Ernesto oyó música sacra. Un cántico gregoriano que rebotaba en las paredes de la solemne catedral a la que entró después de mucho tiempo de ausencia. Esas voces y las altísimas bóvedas ojivales; esas paredes desnudas cortadas por angostos vitrales de mil colores, por un momento lo elevaron. Un grupo de mujeres lo miró con desconfianza, persignándose. Antes de salir Ernesto se despidió de la Virgen, prendiéndole un cirio. Debía dejar ese lugar definitivamente. Ya se sentía lejos pero quería distanciarse más. No quería ver a nadie.
Sus pasos no se detuvieron nunca. El camino polvoriento copiaba las ondulaciones de sembradíos y pasturas. Se serenó un poco. De pronto vio en el cielo una gigantesca ola negra.
El vendaval embistió sus ropas. Pesadas gotas despertaron el olor de la tierra. Le dolieron esas gotas como si lo estuvieran apedreando. Abrumado, sentía que sus pies descalzos se hundían en una masa espesa, que se ensañaba con su voluntad. Se le hacía tan difícil avanzar que iba cada vez más lento, hasta que resbaló y cayó de rodillas.
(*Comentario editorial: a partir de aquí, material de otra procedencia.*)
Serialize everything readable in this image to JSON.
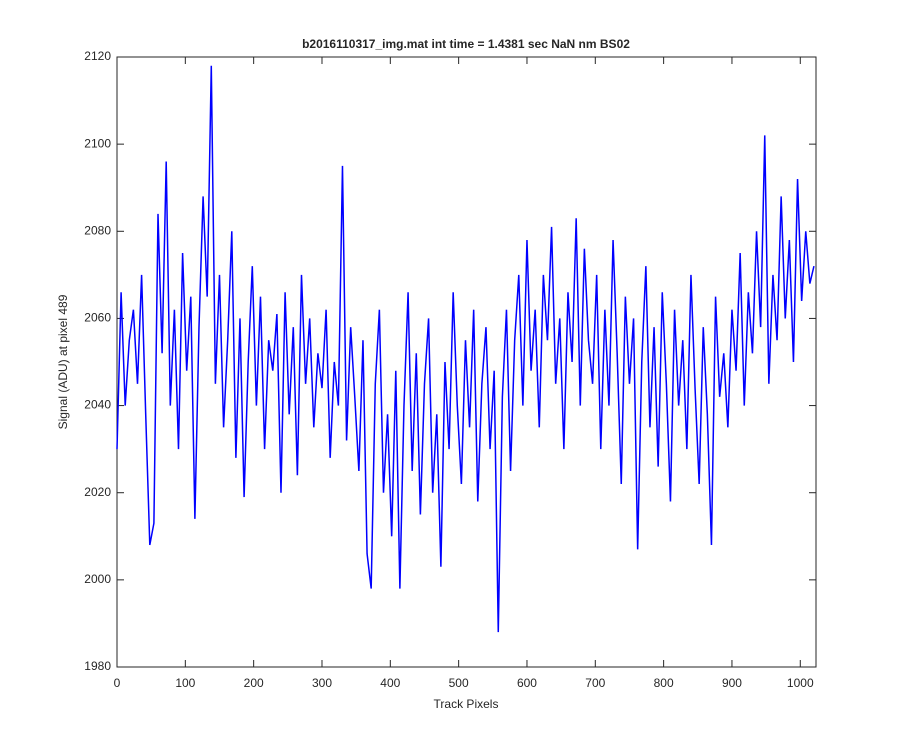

Tomando puñados de barro que se le escurrían entre sus dedos, levantó los brazos al cielo y sintió el impulso de crear con ese barro al ser que había pintado el día anterior, de ojos almendrados y perfecto. Se había fascinado con su belleza. Quería que fuese de carne y hueso.
Un relámpago pareció reírse de él.
A la mañana siguiente, un juglar que se acercaba a la aldea, con las agujas de la Catedral gótica a la vista, encontró el cuerpo fulminado de Ernesto.
De rodillas. Con los puños cerrados.